Kurz vor Ende der Frist

Thomas Schwembauer (AfD) will Altöttings Landrat werden

Burghausen/Landkreis Altötting – Die AfD schickt Thomas Schwembauer in das Rennen um den Posten als Landrat im Landkreis Altötting.

Zum Ende der regulären Frist für Kandidatenliste am 23. Januar hat die AfD eine Kreistagsliste und einen Landratskandidaten eingereicht. Thomas Schwembauer wird gegen Amtsinhaber Erwin Schneider (CSU) und Monika Pfriender (Grünen) um das Amt des Landrats antreten. Das teilte die Partei am Donnerstag in einer Pressemitteilung mit.

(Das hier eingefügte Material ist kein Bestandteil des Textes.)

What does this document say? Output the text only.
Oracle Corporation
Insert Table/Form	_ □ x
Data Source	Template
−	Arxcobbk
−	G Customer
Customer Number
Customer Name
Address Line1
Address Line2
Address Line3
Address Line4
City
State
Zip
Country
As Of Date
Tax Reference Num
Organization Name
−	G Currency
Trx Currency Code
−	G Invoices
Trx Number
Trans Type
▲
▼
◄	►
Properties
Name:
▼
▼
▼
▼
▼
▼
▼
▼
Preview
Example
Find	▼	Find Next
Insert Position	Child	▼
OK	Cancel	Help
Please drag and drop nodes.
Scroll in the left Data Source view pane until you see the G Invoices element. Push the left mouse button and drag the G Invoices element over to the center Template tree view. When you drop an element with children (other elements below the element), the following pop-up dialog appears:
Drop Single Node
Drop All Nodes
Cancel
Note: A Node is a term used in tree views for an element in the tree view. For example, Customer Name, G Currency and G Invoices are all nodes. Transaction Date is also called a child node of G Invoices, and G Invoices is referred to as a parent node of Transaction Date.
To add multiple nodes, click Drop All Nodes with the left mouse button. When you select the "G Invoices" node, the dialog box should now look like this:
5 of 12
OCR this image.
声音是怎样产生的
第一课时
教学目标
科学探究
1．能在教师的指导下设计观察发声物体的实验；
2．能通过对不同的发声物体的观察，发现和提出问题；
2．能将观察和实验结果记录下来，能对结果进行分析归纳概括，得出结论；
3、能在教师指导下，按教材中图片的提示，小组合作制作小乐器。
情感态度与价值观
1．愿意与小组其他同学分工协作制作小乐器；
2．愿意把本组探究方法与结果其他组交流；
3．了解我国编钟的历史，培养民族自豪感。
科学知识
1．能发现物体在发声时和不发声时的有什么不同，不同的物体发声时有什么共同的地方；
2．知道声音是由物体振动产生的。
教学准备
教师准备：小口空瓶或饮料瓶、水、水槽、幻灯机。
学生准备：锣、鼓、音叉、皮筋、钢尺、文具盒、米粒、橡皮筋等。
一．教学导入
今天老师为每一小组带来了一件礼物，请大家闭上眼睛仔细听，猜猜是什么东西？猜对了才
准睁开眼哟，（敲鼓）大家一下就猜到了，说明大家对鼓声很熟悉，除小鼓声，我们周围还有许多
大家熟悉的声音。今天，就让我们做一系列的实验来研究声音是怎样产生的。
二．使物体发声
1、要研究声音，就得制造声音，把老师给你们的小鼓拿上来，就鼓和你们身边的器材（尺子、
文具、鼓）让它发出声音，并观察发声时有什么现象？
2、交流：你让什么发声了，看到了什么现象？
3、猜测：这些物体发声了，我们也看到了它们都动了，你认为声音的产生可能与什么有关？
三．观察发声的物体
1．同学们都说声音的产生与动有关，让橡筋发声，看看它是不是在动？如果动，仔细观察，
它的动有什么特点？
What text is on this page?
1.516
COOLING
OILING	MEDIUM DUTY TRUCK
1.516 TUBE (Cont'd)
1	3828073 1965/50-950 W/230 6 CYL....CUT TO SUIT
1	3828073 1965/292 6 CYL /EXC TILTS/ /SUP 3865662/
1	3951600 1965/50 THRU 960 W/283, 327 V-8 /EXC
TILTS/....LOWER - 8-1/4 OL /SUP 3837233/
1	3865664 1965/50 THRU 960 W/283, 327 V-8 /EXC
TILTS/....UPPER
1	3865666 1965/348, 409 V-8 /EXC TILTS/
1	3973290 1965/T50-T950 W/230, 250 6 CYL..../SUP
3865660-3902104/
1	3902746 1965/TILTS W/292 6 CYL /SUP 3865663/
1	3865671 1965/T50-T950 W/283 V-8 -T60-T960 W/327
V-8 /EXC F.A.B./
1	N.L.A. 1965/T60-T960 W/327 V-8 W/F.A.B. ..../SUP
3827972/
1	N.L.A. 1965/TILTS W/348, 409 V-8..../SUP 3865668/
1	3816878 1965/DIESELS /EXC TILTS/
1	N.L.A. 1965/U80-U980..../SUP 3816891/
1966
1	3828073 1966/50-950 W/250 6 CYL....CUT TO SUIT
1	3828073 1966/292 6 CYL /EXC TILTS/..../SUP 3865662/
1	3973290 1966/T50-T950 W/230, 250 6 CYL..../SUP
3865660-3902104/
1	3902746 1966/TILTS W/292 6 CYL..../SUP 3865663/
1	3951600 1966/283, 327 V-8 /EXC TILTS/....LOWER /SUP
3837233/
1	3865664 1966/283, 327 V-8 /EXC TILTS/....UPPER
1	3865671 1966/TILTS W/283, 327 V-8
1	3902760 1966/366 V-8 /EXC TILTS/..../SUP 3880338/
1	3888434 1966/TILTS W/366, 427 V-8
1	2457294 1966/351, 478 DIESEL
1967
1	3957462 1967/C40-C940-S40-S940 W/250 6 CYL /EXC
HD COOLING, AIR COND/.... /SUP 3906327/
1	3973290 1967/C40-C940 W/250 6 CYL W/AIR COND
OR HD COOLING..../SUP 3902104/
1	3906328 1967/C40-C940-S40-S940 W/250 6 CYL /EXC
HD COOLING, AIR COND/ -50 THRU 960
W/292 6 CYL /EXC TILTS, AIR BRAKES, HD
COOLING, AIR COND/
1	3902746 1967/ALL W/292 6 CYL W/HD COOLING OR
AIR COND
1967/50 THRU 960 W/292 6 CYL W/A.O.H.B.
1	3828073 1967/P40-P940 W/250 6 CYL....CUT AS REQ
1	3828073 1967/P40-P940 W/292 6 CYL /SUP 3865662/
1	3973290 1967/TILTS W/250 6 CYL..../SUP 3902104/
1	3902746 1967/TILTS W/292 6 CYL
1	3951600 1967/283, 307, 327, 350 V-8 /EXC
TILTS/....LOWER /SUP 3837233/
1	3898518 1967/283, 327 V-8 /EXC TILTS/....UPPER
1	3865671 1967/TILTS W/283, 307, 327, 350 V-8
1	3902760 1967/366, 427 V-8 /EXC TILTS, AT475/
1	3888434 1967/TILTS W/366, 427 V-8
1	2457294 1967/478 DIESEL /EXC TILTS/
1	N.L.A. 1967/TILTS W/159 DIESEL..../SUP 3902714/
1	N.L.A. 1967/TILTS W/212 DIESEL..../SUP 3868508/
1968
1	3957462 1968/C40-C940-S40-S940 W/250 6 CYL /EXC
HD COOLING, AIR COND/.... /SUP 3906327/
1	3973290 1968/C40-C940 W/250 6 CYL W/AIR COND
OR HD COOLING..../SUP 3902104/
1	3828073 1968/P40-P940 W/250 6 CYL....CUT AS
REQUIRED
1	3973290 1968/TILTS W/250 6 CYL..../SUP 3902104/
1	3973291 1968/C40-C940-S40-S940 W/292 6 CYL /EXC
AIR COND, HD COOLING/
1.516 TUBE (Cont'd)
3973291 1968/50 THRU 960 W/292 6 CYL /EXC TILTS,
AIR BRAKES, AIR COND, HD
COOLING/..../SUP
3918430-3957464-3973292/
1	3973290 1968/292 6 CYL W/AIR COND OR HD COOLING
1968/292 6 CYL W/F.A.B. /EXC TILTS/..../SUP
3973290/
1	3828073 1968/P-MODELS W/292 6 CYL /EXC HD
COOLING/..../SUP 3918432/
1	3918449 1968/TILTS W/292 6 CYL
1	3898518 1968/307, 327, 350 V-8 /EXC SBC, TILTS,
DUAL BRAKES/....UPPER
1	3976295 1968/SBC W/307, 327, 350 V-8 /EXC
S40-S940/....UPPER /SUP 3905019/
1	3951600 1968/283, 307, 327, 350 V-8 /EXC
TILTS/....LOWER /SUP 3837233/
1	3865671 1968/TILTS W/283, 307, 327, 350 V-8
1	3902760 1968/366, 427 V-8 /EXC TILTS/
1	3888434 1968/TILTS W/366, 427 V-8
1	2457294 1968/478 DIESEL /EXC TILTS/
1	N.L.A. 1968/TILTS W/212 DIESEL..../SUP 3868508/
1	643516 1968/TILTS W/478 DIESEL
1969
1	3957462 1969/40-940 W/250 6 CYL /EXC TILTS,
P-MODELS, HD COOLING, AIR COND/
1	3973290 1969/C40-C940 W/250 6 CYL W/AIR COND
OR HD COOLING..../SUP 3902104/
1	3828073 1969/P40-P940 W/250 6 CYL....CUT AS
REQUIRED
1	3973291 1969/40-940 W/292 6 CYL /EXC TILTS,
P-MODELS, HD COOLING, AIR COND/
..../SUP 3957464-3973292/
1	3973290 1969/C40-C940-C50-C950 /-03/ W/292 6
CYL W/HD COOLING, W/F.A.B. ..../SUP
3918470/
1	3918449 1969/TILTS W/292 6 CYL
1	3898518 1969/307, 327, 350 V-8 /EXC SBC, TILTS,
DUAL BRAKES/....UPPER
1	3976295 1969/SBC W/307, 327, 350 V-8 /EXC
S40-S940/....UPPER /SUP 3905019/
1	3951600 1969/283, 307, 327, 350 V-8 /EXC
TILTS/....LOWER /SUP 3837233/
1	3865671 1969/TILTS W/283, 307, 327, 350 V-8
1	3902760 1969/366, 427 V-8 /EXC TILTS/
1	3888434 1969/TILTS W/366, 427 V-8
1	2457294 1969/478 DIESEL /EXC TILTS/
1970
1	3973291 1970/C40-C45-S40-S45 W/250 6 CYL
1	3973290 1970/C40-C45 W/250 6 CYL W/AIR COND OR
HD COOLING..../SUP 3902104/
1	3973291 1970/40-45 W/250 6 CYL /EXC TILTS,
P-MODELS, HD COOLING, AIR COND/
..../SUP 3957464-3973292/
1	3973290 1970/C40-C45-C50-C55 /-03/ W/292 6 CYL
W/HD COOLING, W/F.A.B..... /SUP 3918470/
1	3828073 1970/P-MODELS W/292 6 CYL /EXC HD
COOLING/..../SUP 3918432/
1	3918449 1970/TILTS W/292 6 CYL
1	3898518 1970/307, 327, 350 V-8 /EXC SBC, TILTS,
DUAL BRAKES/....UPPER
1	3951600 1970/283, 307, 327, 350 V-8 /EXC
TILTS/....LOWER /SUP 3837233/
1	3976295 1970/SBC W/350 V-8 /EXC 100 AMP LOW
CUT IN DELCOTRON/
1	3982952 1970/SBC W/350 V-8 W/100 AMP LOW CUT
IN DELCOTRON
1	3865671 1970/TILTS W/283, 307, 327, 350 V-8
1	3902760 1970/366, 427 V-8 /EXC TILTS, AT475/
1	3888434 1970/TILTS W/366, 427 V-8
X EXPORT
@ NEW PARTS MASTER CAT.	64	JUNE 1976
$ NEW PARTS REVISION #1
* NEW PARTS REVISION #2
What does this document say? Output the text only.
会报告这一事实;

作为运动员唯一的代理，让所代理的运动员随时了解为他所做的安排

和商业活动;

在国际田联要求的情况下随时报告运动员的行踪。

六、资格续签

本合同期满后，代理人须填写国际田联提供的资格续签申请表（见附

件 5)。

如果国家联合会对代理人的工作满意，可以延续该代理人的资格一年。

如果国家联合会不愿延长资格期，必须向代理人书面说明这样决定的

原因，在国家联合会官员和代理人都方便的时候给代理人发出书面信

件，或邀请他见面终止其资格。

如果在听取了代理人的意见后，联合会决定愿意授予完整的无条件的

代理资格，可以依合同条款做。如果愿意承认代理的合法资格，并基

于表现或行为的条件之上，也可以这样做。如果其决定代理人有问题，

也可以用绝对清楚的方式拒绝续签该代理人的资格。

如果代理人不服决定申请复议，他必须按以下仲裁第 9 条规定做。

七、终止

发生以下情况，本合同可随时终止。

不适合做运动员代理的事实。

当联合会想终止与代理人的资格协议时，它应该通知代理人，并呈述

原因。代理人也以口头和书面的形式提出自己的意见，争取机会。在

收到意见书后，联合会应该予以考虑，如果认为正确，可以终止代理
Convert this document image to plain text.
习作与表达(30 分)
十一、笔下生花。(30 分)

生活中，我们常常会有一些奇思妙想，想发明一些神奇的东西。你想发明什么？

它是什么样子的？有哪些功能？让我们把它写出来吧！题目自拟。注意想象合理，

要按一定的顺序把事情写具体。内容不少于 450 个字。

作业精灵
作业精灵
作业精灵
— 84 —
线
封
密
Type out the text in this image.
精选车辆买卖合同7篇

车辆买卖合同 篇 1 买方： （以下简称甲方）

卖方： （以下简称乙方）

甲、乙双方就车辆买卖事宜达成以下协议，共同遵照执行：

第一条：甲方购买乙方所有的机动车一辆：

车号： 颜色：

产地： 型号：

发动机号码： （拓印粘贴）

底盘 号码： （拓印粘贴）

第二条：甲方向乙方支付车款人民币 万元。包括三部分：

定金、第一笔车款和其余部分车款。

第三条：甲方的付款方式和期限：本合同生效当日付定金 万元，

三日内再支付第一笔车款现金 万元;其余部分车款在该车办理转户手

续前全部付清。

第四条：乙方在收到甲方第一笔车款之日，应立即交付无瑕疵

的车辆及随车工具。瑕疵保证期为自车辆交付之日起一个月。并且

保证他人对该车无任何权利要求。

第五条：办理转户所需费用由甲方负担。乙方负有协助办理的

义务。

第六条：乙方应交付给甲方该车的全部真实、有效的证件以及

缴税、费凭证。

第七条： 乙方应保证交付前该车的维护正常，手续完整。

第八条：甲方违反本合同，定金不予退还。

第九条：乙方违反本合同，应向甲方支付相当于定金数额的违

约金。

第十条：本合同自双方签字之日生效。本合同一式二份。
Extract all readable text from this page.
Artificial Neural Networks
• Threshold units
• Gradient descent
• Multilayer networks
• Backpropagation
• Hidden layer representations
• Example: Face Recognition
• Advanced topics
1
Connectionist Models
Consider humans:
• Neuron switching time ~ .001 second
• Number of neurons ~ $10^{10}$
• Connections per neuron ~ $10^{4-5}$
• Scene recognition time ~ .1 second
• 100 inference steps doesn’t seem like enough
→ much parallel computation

„Wir wollen uns beispielsweise im Kreis dafür einsetzen, dass die PFOA-Problematik und mögliche Versäumnisse der Behörden im Umgang hiermit lückenlos aufgeklärt werden. Außerdem setzen wir uns dafür ein, dass Banken und Krankenhäuser z.B. in Folge von Fusionen nicht dem Einfluss der kommunalen Träger entzogen werden“, so Schwembauer. Auch kleine Krankenhäuser, wie z.B. das in Burghausen müssten in Zukunft eine vollwertige Versorgung anbieten dürfen.

Thomas Schwembauer studierte in München Maschinenbau und bei den Jesuiten Philosophie und schloss beide Studiengänge auch ab. Danach war er als Personalberater und Patentreferent tätig und nahm im Dezember 2019 das Angebot des Abgeordneten und wirtschaftspolitischen Sprechers der AfD-Fraktion im bayerischen Landtag Franz Bergmüller (AfD, MdL) an, ihn als persönlicher Referent zu unterstützen.


AfD: "Seit knapp 70 Jahren bestimmen die Altparteien das Schicksal der Menschen"

„Die Einwohner im Landkreis Altötting erhalten damit für die Kommunalwahl am 15 März 2020 nicht nur irgend eine weitere Alternative, sondern in jeder Hinsicht eine echte Alternative“, heißt es in der Pressemitteilung. Seit knapp 70 Jahren würden die Altparteien das Schicksal der Menschen in Bund, Ländern und Kommunen bestimmen.

„Aus Enttäuschung über den bisherigen Verlauf des Wahlkampfs der Altparteien heraus, mit der ewigen Wiederholung der altbekannten Themen und der sattsam bekannten Tabuisierung unbeliebter, aber die Bürger bewegender Themen, hat der AfD-Kreisverband Altötting die Initiative ergriffen und eigene Kandidaten aufgestellt“, heißt es weiter in der Mitteilung.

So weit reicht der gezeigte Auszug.